Sunday, November 14, 2010

Black Bean Soup

Yesterday I had several requests for the soup I brought to the market's Soup Day event.  I'll post both the small (3-4 servings) version and the crock pot one.  I forgot to get red peppers so that was missing from the soup yesterday.  You'll have to look at recipes for crock pot soups to find the timing.  I actually heated the soup on the stove that morning and dumped it in the crock pot to bring to the market.
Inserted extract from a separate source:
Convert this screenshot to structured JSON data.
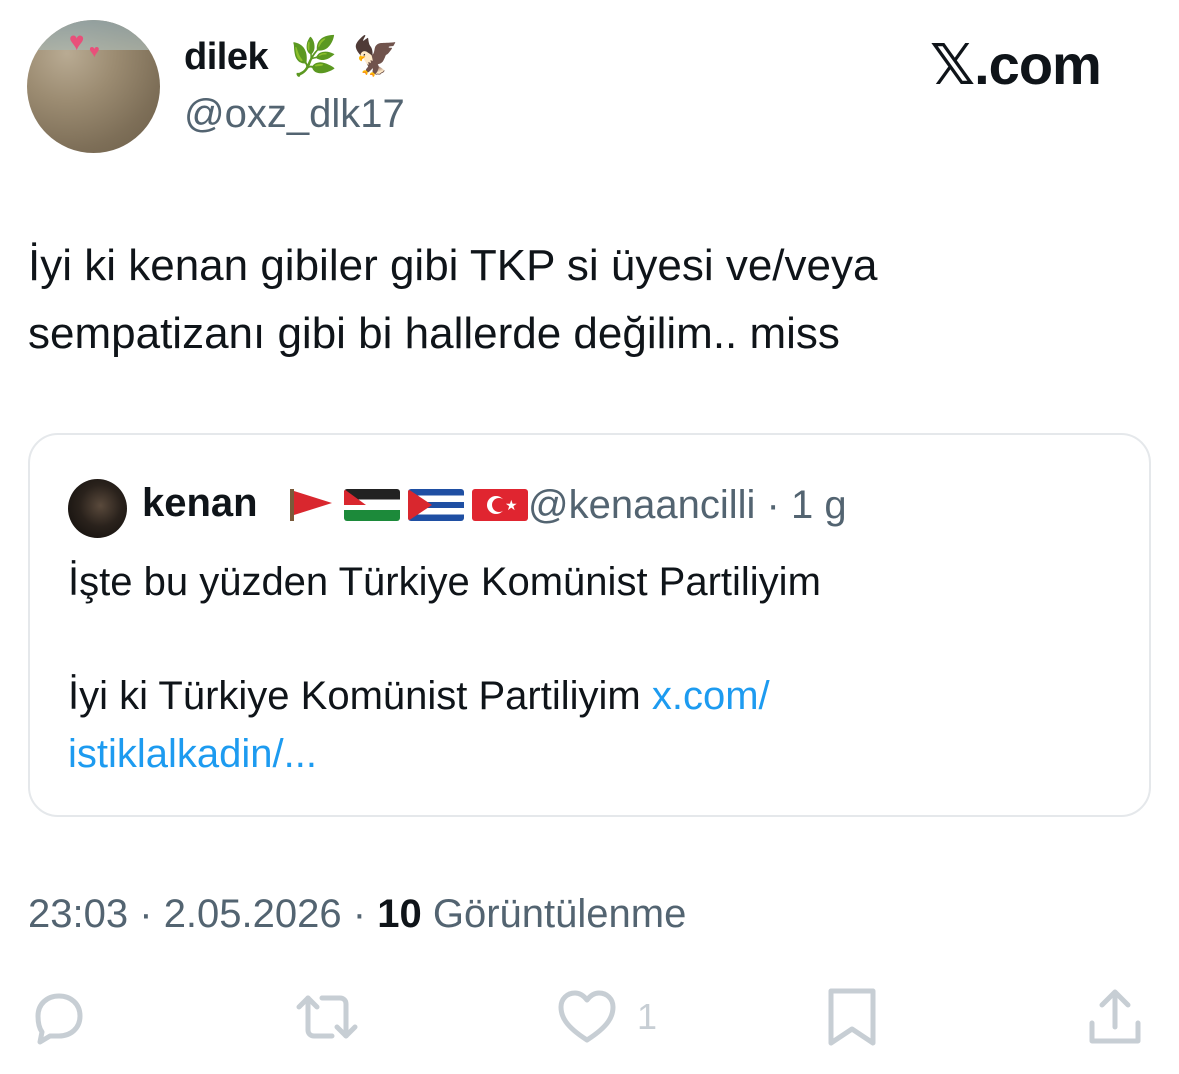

Black Bean Soup (3-4 servings)

2 cans Bush's Seasoned Black Beans, undrained
2 Roma tomatoes, diced
2 TBL chopped onion
2 TBL chopped sweet red pepper
1/2 cup canned pumpkin
1 tsp chicken bullion granules- I used Wyler's
1/2 tsp ground cumin
1/2 tsp chili powder
1/4 tsp (scant) cumin seeds
1/2 cup water

Black Bean Soup (crock pot)

5 cans Bush's Seasoned Black Beans, undrained
*1 can petite diced tomatoes- 14.5 oz, undrained
1/2 can pumpkin (small size)
1/4 cup chopped onion
1/4 cup chopped sweet red pepper
2 1/4 tsp. ch. bullion granules
1 1/2 tsp ground cumin
1 1/2 tsp chilli powder
1/2 tsp cumin seeds
*figured a can of tomatoes would work O.K. quantity-wise compared to several Roma tomatoes.  Did not add additional water as there seemed to be enough liquid in can.

Combine and cook until vegetables are tender.  Add more water if too thick.  Adjust seasoning to taste- I usually add a little extra cumin powder and cumin seeds.